In the poem "Anne," a beautiful lament on the loneliness of time passing by, she painlessly rolls through lines brought together by chaos and love:
Even Jericho had me reading your orphan poems.
The sky’s throat—
everycolor blue and a watercolor heart.
Lovely I unloved the cliffs, unpeeled a dress.
The alliterations run from the tongue like memories of childhood waterslides, slowly building up to what’s thought to be a probable problematic conclusion only to twist at the end to leave one gasping for one more run to the top: “You are edible, dear, / As hopelessly female as the moon.”
In the prose poem "Attic’s Window," Alyan melodically transcends us into a realm of conscientious shifting in a fall through place and time seen through the speaker from a window on a traveling bus:
shoreline, the hills flung with citadels. On the bus a man
sings Oum Kalthoum and the I am thinking of New Zealand,
of how the water must be cold on his shoulders now,
and how love can be a punishment for the gluttony
The passing of the baton through each scene is not an innovative trope, however, what Alyan does with her voice can’t be emulated by even the most exceptional of wordsmiths.

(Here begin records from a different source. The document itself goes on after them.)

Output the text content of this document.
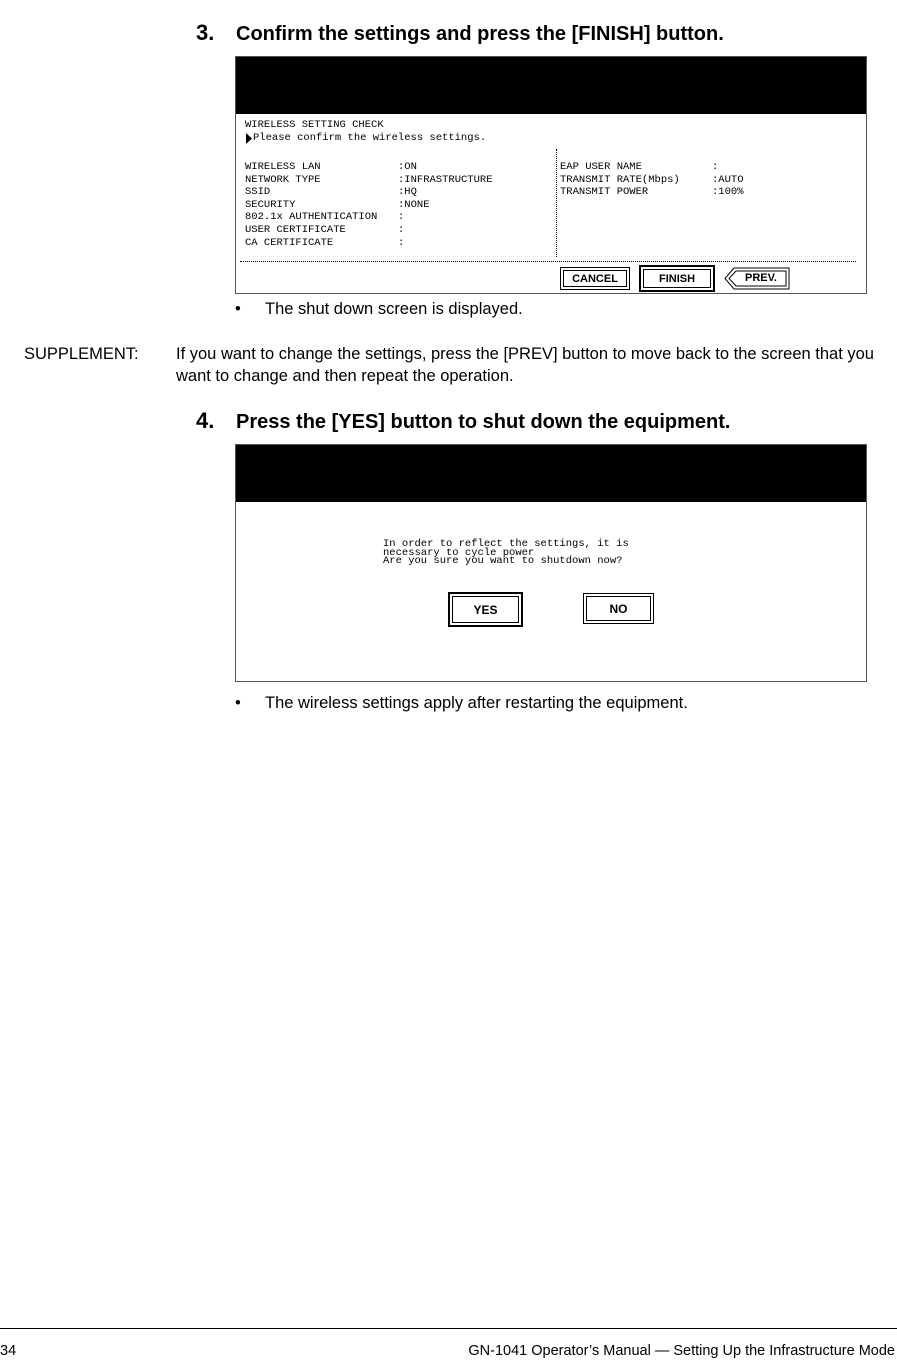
3.	Confirm the settings and press the [FINISH] button.
WIRELESS SETTING CHECK
Please confirm the wireless settings.
WIRELESS LAN	:ON
NETWORK TYPE	:INFRASTRUCTURE
SSID	:HQ
SECURITY	:NONE
802.1x AUTHENTICATION	:
USER CERTIFICATE	:
CA CERTIFICATE	:
EAP USER NAME	:
TRANSMIT RATE(Mbps)	:AUTO
TRANSMIT POWER	:100%
CANCEL	FINISH	PREV.
•	The shut down screen is displayed.
SUPPLEMENT: If you want to change the settings, press the [PREV] button to move back to the screen that you want to change and then repeat the operation.
4.	Press the [YES] button to shut down the equipment.
In order to reflect the settings, it is
necessary to cycle power
Are you sure you want to shutdown now?
YES	NO
•	The wireless settings apply after restarting the equipment.
34	GN-1041 Operator’s Manual — Setting Up the Infrastructure Mode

I was surprised by both the genuine nature of each poem as well as the songlike rhythm to her line breaks. Alyan is a poet taken charge of the landscape and making sure everyone around her knows that she can be up on her high-rise balcony overlooking the theatrics of her four cities, but never insinuating condescension because her perception is that of poetic praise.
This collection of poetry insightfully illustrates life's aesthetic allure. Even in the most heartbreaking of poems there is tranquility found in the dimmest of settings. Her vast array of foreign landscapes are so elegantly depicted that they make war torn countries seem like perfect screensavers. I recommend Four Cities to anyone looking for an original voice.